Tuesday, July 2, 2013

The Art of the Snapshot

The Snow Job

I know... I know! You must be wondering why I'm featuring a shot from last February, when we're just beginning to enjoy the humid comforts of a late summer. Well, my topic is Snapshots - again. And this picture, for some reason popped into my mind as a perfect example of a Snapshot that was taken, at least this year, even though it was in February. Like I said in my earlier post, the main ingredient is "love", in the sense that snap-shooters "do it for love". In this case, I love the way my town clears away the snow banks so quickly, and I also love machinery in action. So, in the form of a true snap-shooter, I spontaneously went out and took pictures of the snow clearing operation in action. Absolutely no professionalism, no aspirations, no pay, and even though I used my DSLR for this, it would've been just as good if I had used a much cheaper camera.

Here then is a warmer example^

I have to admit, of every photo genre, I still like the snapshot most of all. I like the spontaneity, the simple stories, the anti-professionalism and the aesthetic. I also like what differentiates the snapshot from everything else that comes close to it. Unlike Street Photography, it doesn't have to be about being in the middle of the action on a busy city street. The idea of the snapshot is that it can be taken literally anywhere. Unlike Lomography, the snapshot doesn't have to be deliberately shoddy and unpredictable because a toy camera is used. Equipment doesn't matter at all, although if you're into snap-shooting, one could be over-equipped I suppose.

Finally, when you come right down to it, snap-shooting is about all that I do. I've never used a studio or special lighting - always available light, occasionally with flash-fill, I've only shot one wedding, and by my own estimation, it was a failure. I don't do videos, sports or photojournalism, so I don't need all the good camera features that enable these. In other words, I'm no aspiring Pro! Don't ever forget - with this blog, I write about being a non-professional, and if you're looking for professional advice - look elsewhere. This blog is about how to be the anti-professional, non-aspiring photographer.

It occurred to me just yesterday as I was daydreaming, (which is one thing I'm really really good at), that even though I'm thoroughly familiar with a camera and it's mathematics of aperture, shutter speed, ISO, flash-sync, etc. I mostly use my cameras in "snapshot mode". I don't mean "green box" mode; I mean I usually set up for normal exposure and long field depth, so that the camera isn't focussing on the wrong thing, but is simply focussing on everything. This makes the camera ready for any shot, with no delays from the auto-focus... or, I abandon auto-focus completely, and use an old manual lens and pre-focus it for maximum depth.

In other words, I am very over-equipped.

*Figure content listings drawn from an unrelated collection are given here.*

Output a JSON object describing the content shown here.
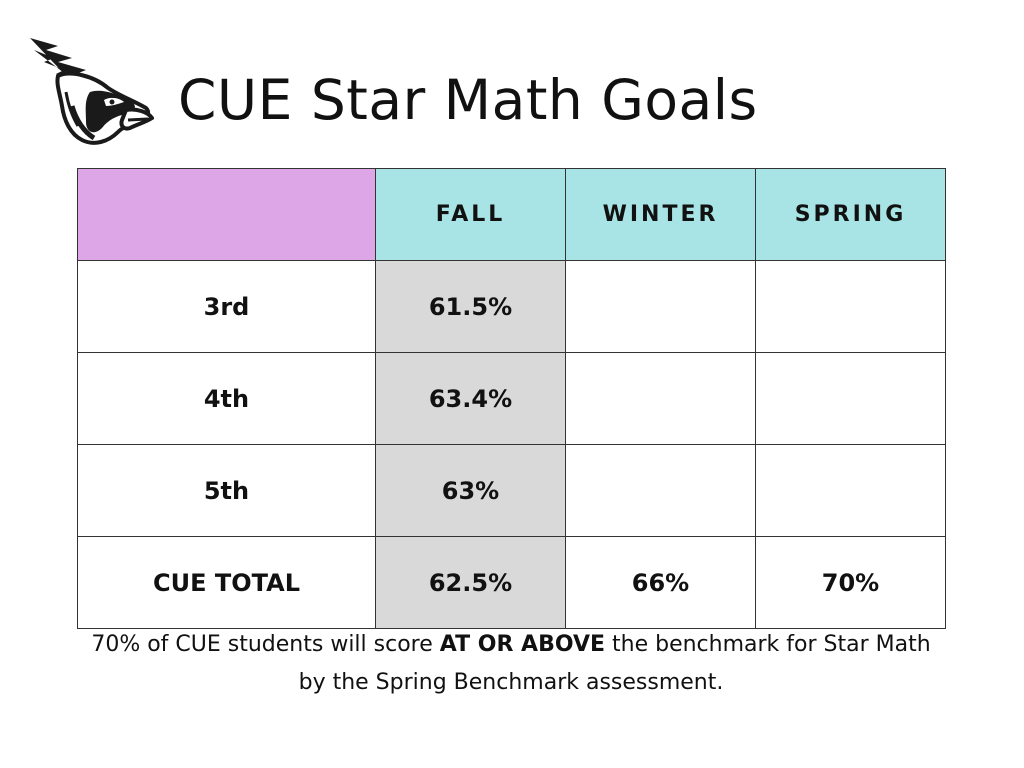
{
  "title": "CUE Star Math Goals",
  "logo": {
    "icon": "cardinal-head-icon"
  },
  "table": {
    "columns": [
      "",
      "FALL",
      "WINTER",
      "SPRING"
    ],
    "rows": [
      {
        "label": "3rd",
        "fall": "61.5%",
        "winter": "",
        "spring": ""
      },
      {
        "label": "4th",
        "fall": "63.4%",
        "winter": "",
        "spring": ""
      },
      {
        "label": "5th",
        "fall": "63%",
        "winter": "",
        "spring": ""
      },
      {
        "label": "CUE TOTAL",
        "fall": "62.5%",
        "winter": "66%",
        "spring": "70%"
      }
    ]
  },
  "footnote": {
    "before": "70% of CUE students will score ",
    "emphasis": "AT OR ABOVE",
    "after": " the benchmark for Star Math by the Spring Benchmark assessment."
  },
  "colors": {
    "corner": "#dda6e6",
    "header": "#a8e3e6",
    "fall_column": "#d9d9d9",
    "border": "#333333"
  }
}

All I really need is a Russian FED-Zorki with two or three LTM lenses for it. When I think about all of the equipment I've got, I feel uneasy - almost pressured by the question - "why aren't I aspiring to be doing more with my photography?" But when I think about owning just one camera system, based on the Russian Leica copies to shoot only one roll of film per month, I feel totally at peace. The reason for this is - that's the way I shoot 95% of the time, with a few exceptions - music festivals, car shows and cat shows. For these, I need to rapidly shoot a lot of pictures with a wide aperture - and the DSLR is what makes the most sense here.

I've decided to be a snap-shooter, and that makes me feel great! We'll be hitting the road sometime this month, and I promise lot's of great summertime snapshots.